Use --verbose for detailed logging.

## ⚠️ Current Limitations

### Missing Commands
The following commands are **intentionally not included**:

#### Export/Download Endpoints (9 missing)
These endpoints generate PDF, CSV, or Excel files instead of JSON data:
- `convocatorias/exportar` - Export search results to files
- `convocatorias/ultimas/exportar` - Export latest calls to files
- `concesiones/exportar` - Export concessions search to files
- `ayudasestado/exportar` - Export state aids search to files
- `minimis/exportar` - Export minimis search to files
- `grandesbeneficiarios/exportar` - Export large beneficiaries to files
- `partidospoliticos/exportar` - Export political parties search to files
- `planesestrategicos/exportar` - Export strategic plans to files
- `sanciones/exportar` - Export sanctions search to files

**Why excluded**: These endpoints are thought to be better suited for the official web portal rather than a CLI data extraction tool.

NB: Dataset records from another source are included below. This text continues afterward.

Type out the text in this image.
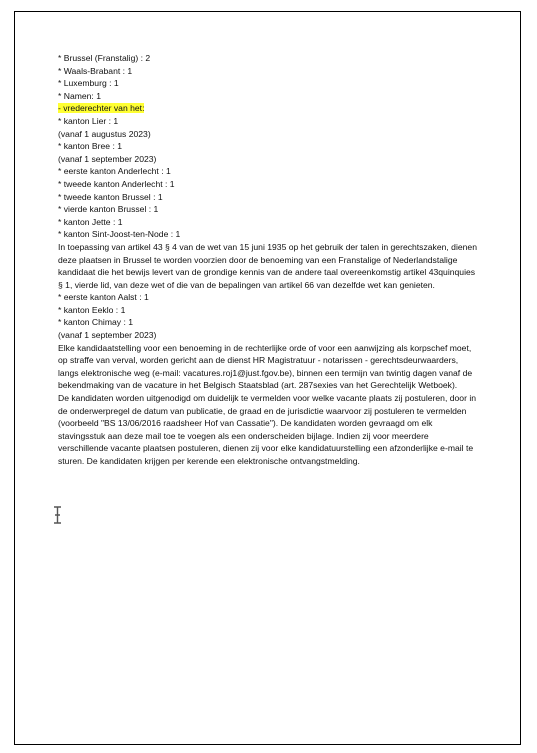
* Brussel (Franstalig) : 2
* Waals-Brabant : 1
* Luxemburg : 1
* Namen: 1
- vrederechter van het:
* kanton Lier : 1
(vanaf 1 augustus 2023)
* kanton Bree : 1
(vanaf 1 september 2023)
* eerste kanton Anderlecht : 1
* tweede kanton Anderlecht : 1
* tweede kanton Brussel : 1
* vierde kanton Brussel : 1
* kanton Jette : 1
* kanton Sint-Joost-ten-Node : 1
In toepassing van artikel 43 § 4 van de wet van 15 juni 1935 op het gebruik der talen in gerechtszaken, dienen deze plaatsen in Brussel te worden voorzien door de benoeming van een Franstalige of Nederlandstalige kandidaat die het bewijs levert van de grondige kennis van de andere taal overeenkomstig artikel 43quinquies § 1, vierde lid, van deze wet of die van de bepalingen van artikel 66 van dezelfde wet kan genieten.
* eerste kanton Aalst : 1
* kanton Eeklo : 1
* kanton Chimay : 1
(vanaf 1 september 2023)
Elke kandidaatstelling voor een benoeming in de rechterlijke orde of voor een aanwijzing als korpschef moet, op straffe van verval, worden gericht aan de dienst HR Magistratuur - notarissen - gerechtsdeurwaarders, langs elektronische weg (e-mail: vacatures.roj1@just.fgov.be), binnen een termijn van twintig dagen vanaf de bekendmaking van de vacature in het Belgisch Staatsblad (art. 287sexies van het Gerechtelijk Wetboek).
De kandidaten worden uitgenodigd om duidelijk te vermelden voor welke vacante plaats zij postuleren, door in de onderwerpregel de datum van publicatie, de graad en de jurisdictie waarvoor zij postuleren te vermelden (voorbeeld "BS 13/06/2016 raadsheer Hof van Cassatie"). De kandidaten worden gevraagd om elk stavingsstuk aan deze mail toe te voegen als een onderscheiden bijlage. Indien zij voor meerdere verschillende vacante plaatsen postuleren, dienen zij voor elke kandidatuurstelling een afzonderlijke e-mail te sturen. De kandidaten krijgen per kerende een elektronische ontvangstmelding.
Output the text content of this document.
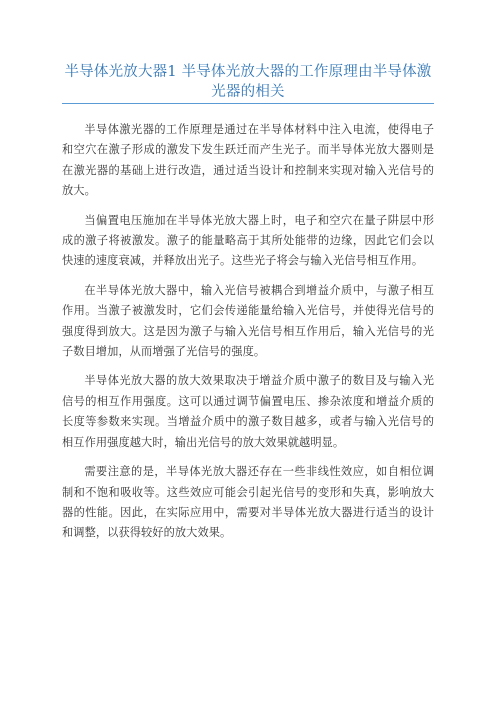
半导体光放大器1 半导体光放大器的工作原理由半导体激光器的相关

半导体激光器的工作原理是通过在半导体材料中注入电流，使得电子和空穴在激子形成的激发下发生跃迁而产生光子。而半导体光放大器则是在激光器的基础上进行改造，通过适当设计和控制来实现对输入光信号的放大。

当偏置电压施加在半导体光放大器上时，电子和空穴在量子阱层中形成的激子将被激发。激子的能量略高于其所处能带的边缘，因此它们会以快速的速度衰减，并释放出光子。这些光子将会与输入光信号相互作用。

在半导体光放大器中，输入光信号被耦合到增益介质中，与激子相互作用。当激子被激发时，它们会传递能量给输入光信号，并使得光信号的强度得到放大。这是因为激子与输入光信号相互作用后，输入光信号的光子数目增加，从而增强了光信号的强度。

半导体光放大器的放大效果取决于增益介质中激子的数目及与输入光信号的相互作用强度。这可以通过调节偏置电压、掺杂浓度和增益介质的长度等参数来实现。当增益介质中的激子数目越多，或者与输入光信号的相互作用强度越大时，输出光信号的放大效果就越明显。

需要注意的是，半导体光放大器还存在一些非线性效应，如自相位调制和不饱和吸收等。这些效应可能会引起光信号的变形和失真，影响放大器的性能。因此，在实际应用中，需要对半导体光放大器进行适当的设计和调整，以获得较好的放大效果。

#### Portal Configuration Endpoints (2 missing)
- `vpd/{vpd}/configuracion` - Get portal navigation configuration
- `enlaces` - Get portal links and micro-windows

**Why excluded**: These endpoints return web portal configuration data (navigation menus, links) that are not relevant for data extraction purposes.

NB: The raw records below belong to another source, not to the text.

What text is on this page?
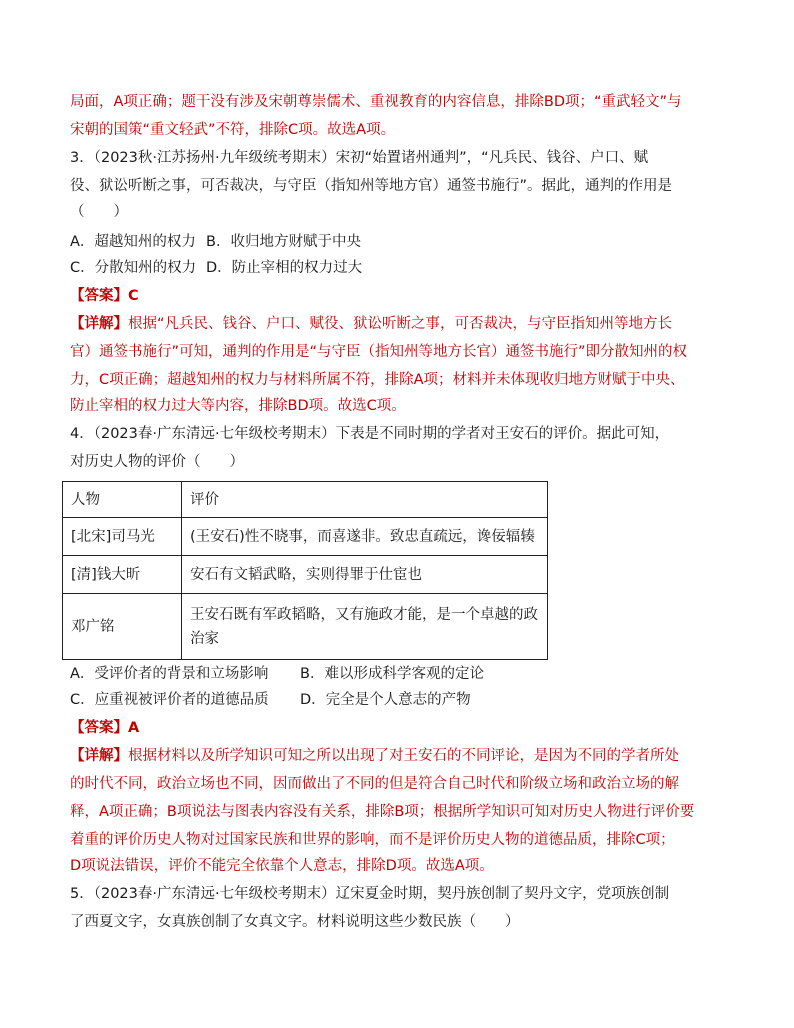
局面，A项正确；题干没有涉及宋朝尊崇儒术、重视教育的内容信息，排除BD项；“重武轻文”与
宋朝的国策“重文轻武”不符，排除C项。故选A项。
3．（2023秋·江苏扬州·九年级统考期末）宋初“始置诸州通判”，“凡兵民、钱谷、户口、赋
役、狱讼听断之事，可否裁决，与守臣（指知州等地方官）通签书施行”。据此，通判的作用是
（　　）
A．超越知州的权力 B．收归地方财赋于中央
C．分散知州的权力 D．防止宰相的权力过大
【答案】C
【详解】根据“凡兵民、钱谷、户口、赋役、狱讼听断之事，可否裁决，与守臣指知州等地方长
官）通签书施行”可知，通判的作用是“与守臣（指知州等地方长官）通签书施行”即分散知州的权
力，C项正确；超越知州的权力与材料所属不符，排除A项；材料并未体现收归地方财赋于中央、
防止宰相的权力过大等内容，排除BD项。故选C项。
4．（2023春·广东清远·七年级校考期末）下表是不同时期的学者对王安石的评价。据此可知，
对历史人物的评价（　　）
人物	评价
[北宋]司马光	(王安石)性不晓事，而喜遂非。致忠直疏远，谗佞辐辏
[清]钱大昕	安石有文韬武略，实则得罪于仕宦也
邓广铭	王安石既有军政韬略，又有施政才能，是一个卓越的政
治家
A．受评价者的背景和立场影响 B．难以形成科学客观的定论
C．应重视被评价者的道德品质 D．完全是个人意志的产物
【答案】A
【详解】根据材料以及所学知识可知之所以出现了对王安石的不同评论，是因为不同的学者所处
的时代不同，政治立场也不同，因而做出了不同的但是符合自己时代和阶级立场和政治立场的解
释，A项正确；B项说法与图表内容没有关系，排除B项；根据所学知识可知对历史人物进行评价要
着重的评价历史人物对过国家民族和世界的影响，而不是评价历史人物的道德品质，排除C项；
D项说法错误，评价不能完全依靠个人意志，排除D项。故选A项。
5．（2023春·广东清远·七年级校考期末）辽宋夏金时期，契丹族创制了契丹文字，党项族创制
了西夏文字，女真族创制了女真文字。材料说明这些少数民族（　　）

#### Subscription/Alert System (11 missing)
- `suscripciones/alta` - Create new alert subscription
- `suscripciones/altaidentificado` - Create subscription with token
- `suscripciones/activar` - Activate subscription
- `suscripciones/login` - Login to subscription service
- `suscripciones/cerrar` - Close session
- `suscripciones/detalle` - Get subscription details
- `suscripciones/modificar` - Modify subscription
- `suscripciones/anular` - Cancel subscription
- `suscripciones/reactivar` - Reactivate subscription
- `suscripciones/recuperarcontrasena` - Recover password
- `suscripciones/restablecercontrasena` - Reset password

**Why excluded**: The subscription endpoints are not data endpoints and require user authentication and session management.

### Recommended Usage
- **Test First**: Always test commands with small datasets before large-scale usage
- **Use Verbose Mode**: Enable `--verbose` for debugging API issues or monitoring large extractions
- **Check API Status**: Verify that specific endpoints are working before relying on them for production use
- **Monitor for Updates**: The Spanish government may update the API without notice

## 🛠️ Development

### Prerequisites
- Python 3.11+
- Poetry for dependency management

### Development Setup
```bash
# Clone and setup
git clone https://github.com/cruzlorite/bdns-fetch.git
cd bdns-fetch
poetry install --with dev

# Available Make targets
make help                # Show all available targets
make install            # Install project dependencies  
make dev-install        # Install with development dependencies
make lint               # Run code linting with ruff
make format             # Format code with ruff formatter
make test-integration   # Run integration tests
make clean              # Remove build artifacts
make all                # Install, lint, format, and test
```

## 🙏 Acknowledgments

This project is inspired by previous work from [Jaime Ortega Obregón](https://github.com/JaimeObregon/subvenciones/tree/main).

## 📜 License

This project is licensed under the GNU General Public License v3.0 (GPL-3.0). See the [LICENSE](LICENSE) file for details.